New U.S. Tariffs and the “E-Commerce Wars”

Gökhan Tanrıverdi | Founder of Newowner, Entrepreneur
tariffs

This year has already been recorded as a critical turning point that reshaped the course of global e-commerce. Neither economists nor e-commerce professionals have witnessed a period quite like this before. With U.S. President Donald Trump returning to the White House for a second time, aggressive tariff policies that shook the global trade system have mobilized many actors — not only China but also players from Amazon to Shein, from local meat vendors in Canada to customs authorities in Europe. In this new era, “Made in China” has become more than just a label; it’s now a component of new cost structures.

Trump’s Tariffs: Building a New Trade Wall

As soon as he took office, U.S. President Donald Trump launched a new wave of tariffs on thousands of products imported from China. While we may not know the exact figures yet, tax rates on some products are said to have reached up to 145%, and overall increases reportedly exceed 200%. Furthermore, as of May 2, the tax exemption for goods under $800 — the de minimis rule that long served as a shield for Chinese platforms — was revoked. This move directly targeted the competitive edge of Chinese giants like Shein, Temu, and AliExpress.

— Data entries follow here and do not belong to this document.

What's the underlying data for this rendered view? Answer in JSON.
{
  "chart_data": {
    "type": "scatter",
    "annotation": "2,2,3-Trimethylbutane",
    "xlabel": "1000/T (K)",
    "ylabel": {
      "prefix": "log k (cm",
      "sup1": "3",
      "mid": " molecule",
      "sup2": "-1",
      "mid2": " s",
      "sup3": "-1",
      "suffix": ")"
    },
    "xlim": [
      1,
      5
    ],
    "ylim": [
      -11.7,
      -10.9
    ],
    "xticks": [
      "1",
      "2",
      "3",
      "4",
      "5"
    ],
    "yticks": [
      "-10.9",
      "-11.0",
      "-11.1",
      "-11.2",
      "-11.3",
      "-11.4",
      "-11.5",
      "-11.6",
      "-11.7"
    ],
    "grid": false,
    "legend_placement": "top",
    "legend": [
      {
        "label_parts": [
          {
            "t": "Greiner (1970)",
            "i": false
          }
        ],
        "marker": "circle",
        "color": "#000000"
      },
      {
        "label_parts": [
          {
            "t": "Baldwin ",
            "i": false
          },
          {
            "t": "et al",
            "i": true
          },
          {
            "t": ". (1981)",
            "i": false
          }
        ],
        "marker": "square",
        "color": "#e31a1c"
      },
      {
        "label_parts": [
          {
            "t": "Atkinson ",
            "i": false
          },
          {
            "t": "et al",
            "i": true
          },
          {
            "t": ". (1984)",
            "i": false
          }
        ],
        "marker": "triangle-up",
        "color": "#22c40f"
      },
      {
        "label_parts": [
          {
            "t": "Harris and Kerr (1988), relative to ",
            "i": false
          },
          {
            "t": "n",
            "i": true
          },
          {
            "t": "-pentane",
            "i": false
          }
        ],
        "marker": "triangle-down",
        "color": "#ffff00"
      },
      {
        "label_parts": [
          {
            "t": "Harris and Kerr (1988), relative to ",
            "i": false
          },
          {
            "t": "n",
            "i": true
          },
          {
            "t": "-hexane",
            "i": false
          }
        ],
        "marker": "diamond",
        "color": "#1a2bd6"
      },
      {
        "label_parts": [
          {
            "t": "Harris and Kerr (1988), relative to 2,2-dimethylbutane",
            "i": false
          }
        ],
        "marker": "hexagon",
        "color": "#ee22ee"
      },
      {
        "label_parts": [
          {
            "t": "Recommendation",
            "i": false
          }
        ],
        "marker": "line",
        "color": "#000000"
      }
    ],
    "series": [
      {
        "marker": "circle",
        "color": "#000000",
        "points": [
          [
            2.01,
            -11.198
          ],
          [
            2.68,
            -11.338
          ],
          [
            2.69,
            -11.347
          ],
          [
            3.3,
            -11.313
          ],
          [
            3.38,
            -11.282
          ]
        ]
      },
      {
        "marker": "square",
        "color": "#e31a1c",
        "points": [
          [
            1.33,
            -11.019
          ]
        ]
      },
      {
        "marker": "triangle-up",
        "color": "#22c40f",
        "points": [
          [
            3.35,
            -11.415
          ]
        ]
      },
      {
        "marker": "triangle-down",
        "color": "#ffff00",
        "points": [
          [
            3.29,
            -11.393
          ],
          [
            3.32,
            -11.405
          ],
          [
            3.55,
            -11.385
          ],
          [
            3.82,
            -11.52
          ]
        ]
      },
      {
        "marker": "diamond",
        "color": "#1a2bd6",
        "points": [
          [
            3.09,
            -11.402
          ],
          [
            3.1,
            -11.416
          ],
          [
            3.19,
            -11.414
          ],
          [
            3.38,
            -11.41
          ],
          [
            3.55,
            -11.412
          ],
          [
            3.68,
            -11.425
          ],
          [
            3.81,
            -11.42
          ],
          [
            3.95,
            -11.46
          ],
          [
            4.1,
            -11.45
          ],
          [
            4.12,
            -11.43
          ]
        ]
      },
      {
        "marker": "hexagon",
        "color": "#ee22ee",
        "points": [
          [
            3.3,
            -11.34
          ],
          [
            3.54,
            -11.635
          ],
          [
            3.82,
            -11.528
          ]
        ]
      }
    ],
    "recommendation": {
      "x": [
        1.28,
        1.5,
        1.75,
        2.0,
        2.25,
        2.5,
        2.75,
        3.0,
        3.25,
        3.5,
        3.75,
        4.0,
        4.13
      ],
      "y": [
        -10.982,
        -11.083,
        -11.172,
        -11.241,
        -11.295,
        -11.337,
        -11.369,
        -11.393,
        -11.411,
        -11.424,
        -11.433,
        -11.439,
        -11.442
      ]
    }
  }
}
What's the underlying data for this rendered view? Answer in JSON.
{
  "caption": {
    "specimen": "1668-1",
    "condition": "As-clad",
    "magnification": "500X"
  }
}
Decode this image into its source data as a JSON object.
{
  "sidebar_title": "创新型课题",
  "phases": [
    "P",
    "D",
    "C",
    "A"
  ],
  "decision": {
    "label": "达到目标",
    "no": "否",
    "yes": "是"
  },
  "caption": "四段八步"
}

The impact of these regulations wasn’t limited to digital retail. For example, DHL was temporarily forced to halt deliveries of international packages. In fact, the removal of this exemption was quickly tested after Trump took office. In February, Trump imposed restrictions on parcels arriving from China and Hong Kong, but the decision was reversed the next day. The U.S. Postal Service (USPS) had a reason: the new tax system had not yet been established, and the infrastructure was not ready. Though this decision was suspended within 24 hours due to pressure, it alone revealed how fragile the international e-commerce chain is.

Alarm Bells and Countermeasures on the Amazon Front

The effects of these developments are multi-layered for e-commerce giant Amazon. Around 60% of the products listed on Amazon’s global marketplace come from independent sellers. A large portion of these products are directly or indirectly connected to China. And let’s not forget Amazon’s Haul project — which also draws its strength from China!

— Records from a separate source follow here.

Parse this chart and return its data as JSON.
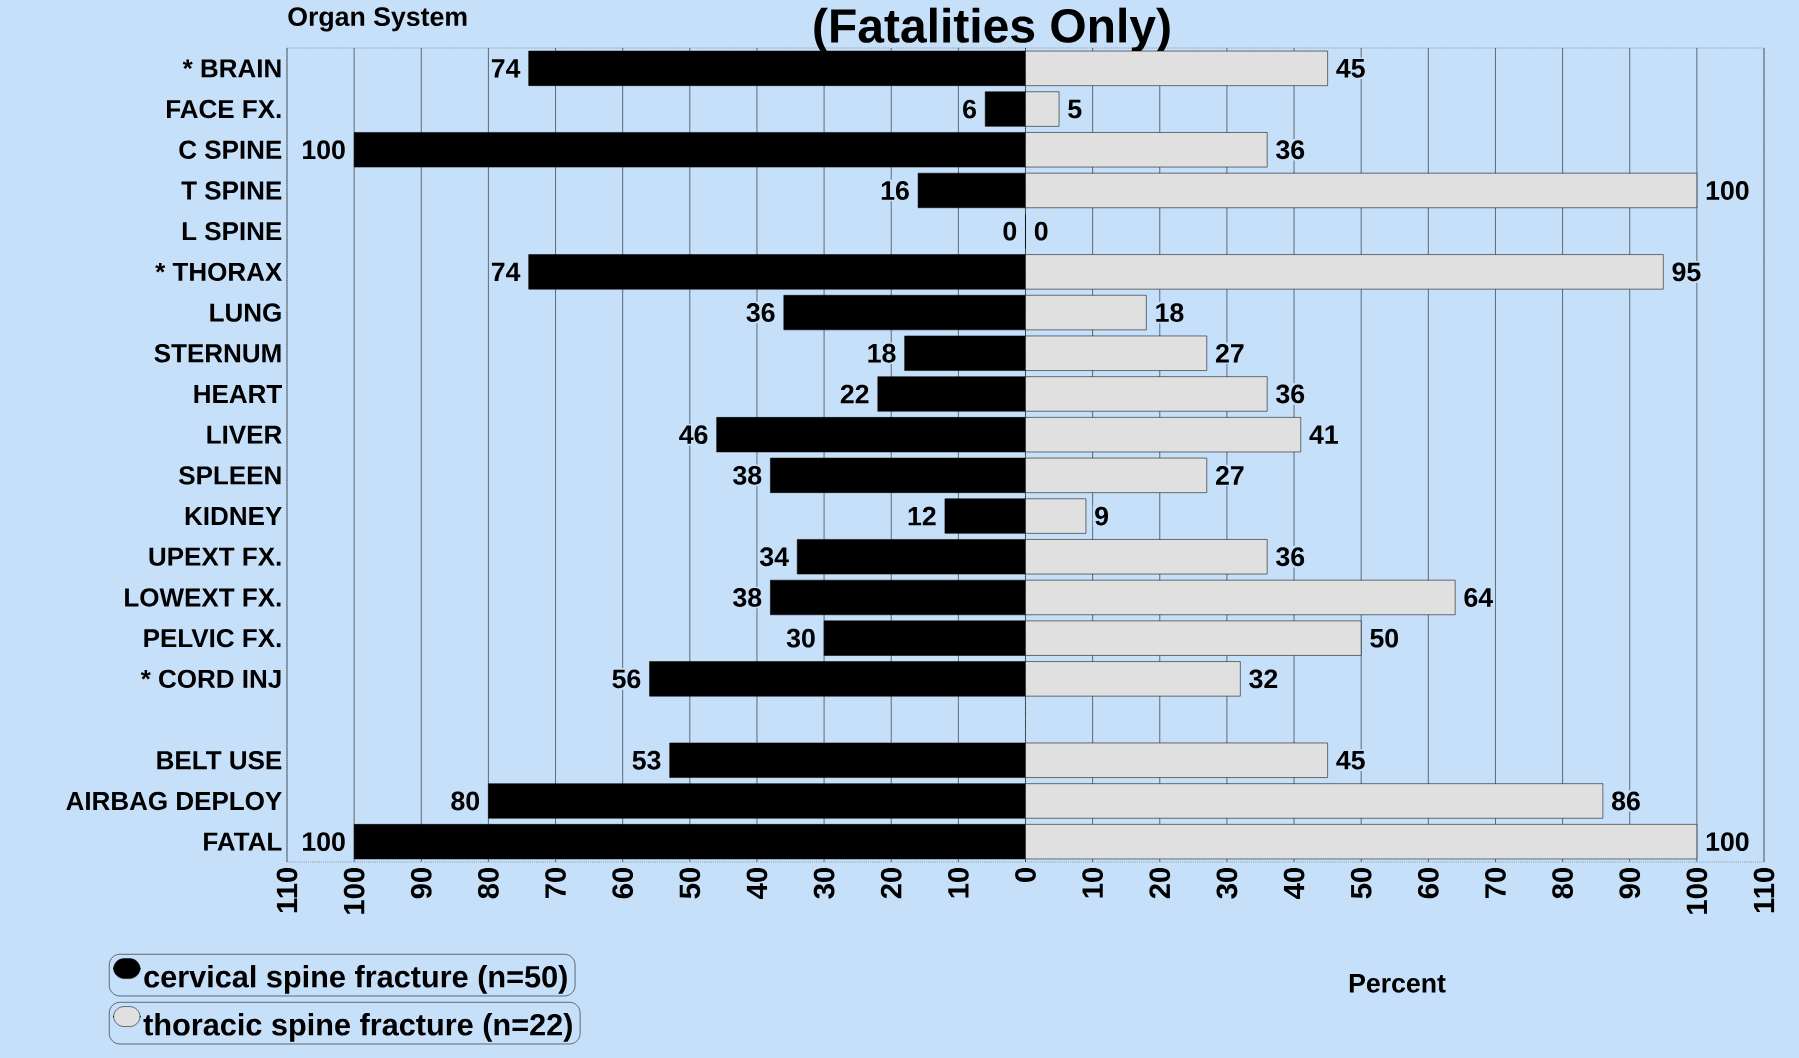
{
  "chart_data": [
    {
      "type": "bar",
      "orientation": "horizontal",
      "title": "(Fatalities Only)",
      "ylabel": "Organ System",
      "categories": [
        "* BRAIN",
        "FACE FX.",
        "C SPINE",
        "T SPINE",
        "L SPINE",
        "* THORAX",
        "LUNG",
        "STERNUM",
        "HEART",
        "LIVER",
        "SPLEEN",
        "KIDNEY",
        "UPEXT FX.",
        "LOWEXT FX.",
        "PELVIC FX.",
        "* CORD INJ",
        null,
        "BELT USE",
        "AIRBAG DEPLOY",
        "FATAL"
      ],
      "series": [
        {
          "name": "cervical spine fracture (n=50)",
          "color": "#000000",
          "values": [
            74,
            6,
            100,
            16,
            0,
            74,
            36,
            18,
            22,
            46,
            38,
            12,
            34,
            38,
            30,
            56,
            null,
            53,
            80,
            100
          ],
          "value_labels": [
            "74",
            "6",
            "100",
            "16",
            "0",
            "74",
            "36",
            "18",
            "22",
            "46",
            "38",
            "12",
            "34",
            "38",
            "30",
            "56",
            null,
            "53",
            "80",
            "100"
          ]
        }
      ],
      "xlim": [
        110,
        0
      ],
      "xticks": [
        110,
        100,
        90,
        80,
        70,
        60,
        50,
        40,
        30,
        20,
        10,
        0
      ],
      "grid": "x",
      "legend": "bottom left"
    },
    {
      "type": "bar",
      "orientation": "horizontal",
      "xlabel": "Percent",
      "categories": [
        null,
        null,
        null,
        null,
        null,
        null,
        null,
        null,
        null,
        null,
        null,
        null,
        null,
        null,
        null,
        null,
        null,
        null,
        null,
        null
      ],
      "series": [
        {
          "name": "thoracic spine fracture (n=22)",
          "color": "#e0e0e0",
          "values": [
            45,
            5,
            36,
            100,
            0,
            95,
            18,
            27,
            36,
            41,
            27,
            9,
            36,
            64,
            50,
            32,
            null,
            45,
            86,
            100
          ],
          "value_labels": [
            "45",
            "5",
            "36",
            "100",
            "0",
            "95",
            "18",
            "27",
            "36",
            "41",
            "27",
            "9",
            "36",
            "64",
            "50",
            "32",
            null,
            "45",
            "86",
            "100"
          ]
        }
      ],
      "xlim": [
        0,
        110
      ],
      "xticks": [
        10,
        20,
        30,
        40,
        50,
        60,
        70,
        80,
        90,
        100,
        110
      ],
      "grid": "x",
      "legend": "bottom left",
      "tick_labels": "x"
    }
  ]
}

Even though Amazon CEO Andy Jassy may not fully grasp the consequences yet, he stated in an interview with CNBC: “If your margin isn’t above 50%, it’s hard to tolerate these costs. These increases will directly reflect on prices.” And that’s exactly what happened! Some sellers canceled pre-orders and entered negotiations with new suppliers. Amazon itself halted some import orders. It’s clear that both Temu and Amazon have made strong preparations after the initial wave. During this time, consumers also began stockpiling products to avoid potential price hikes.

Price Increases Now Inevitable for Temu and Shein!

Temu and Shein were among the platforms most affected by Trump’s tariffs. By the end of April, both platforms warned users of impending price hikes. The cost of bringing low-cost goods into the U.S. is rapidly rising. This is driving Chinese companies to seek alternative production centers. However, a paradox emerges here: according to some sources, the Chinese government has warned companies like Shein not to diversify their supply chains. So, while Trump is exerting pressure from the U.S., Beijing doesn’t want to lose control internally. This tension has paralyzed the global strategies of Chinese companies.

Europe Must Choose: The U.S. or China?

As mentioned at the beginning, this transformation is not limited to the U.S. The European Commission has also taken steps to prevent the duty-free entry of low-value packages from China. Currently, goods under €150 can enter Europe tax-free. However, the Commission predicts that removing this exemption could generate over €1 billion in annual revenue. Of the 4.6 billion small parcels arriving in Europe in 2024, 91% originated from China. France alone received 1.5 billion parcels, 800 million of which benefited from the current exemption. Local brands within Europe are also pressuring their governments and the EU on this issue. As a result, Europe’s instinct to protect its supply chains is growing stronger by the day.

What Comes Next?

Actors in global e-commerce are now focusing less on low-cost production and more on minimizing geopolitical risks. This puts concepts like “supply chain diversification, regional production shifts, repositioning logistics hubs, and restructuring tax planning” at the forefront. For platforms focused on the U.S. and EU markets, the “produce locally, sell locally” model is becoming popular once again. Platforms like Walmart are launching new campaigns with this in mind.

Winners of the New Era Will Be Those Who Localize

Although Trump’s tariffs may create short-term chaos, they seem poised to establish a new balance point in e-commerce in the long term. High tariff walls are forcing not only Chinese companies but global players as well to rethink their operations. Those who quickly adapt and strengthen localization strategies will emerge as winners. Those who rely solely on price advantages, however, will lose. E-commerce is no longer just a game of “speed and price,” but also a test of strategy and resilience.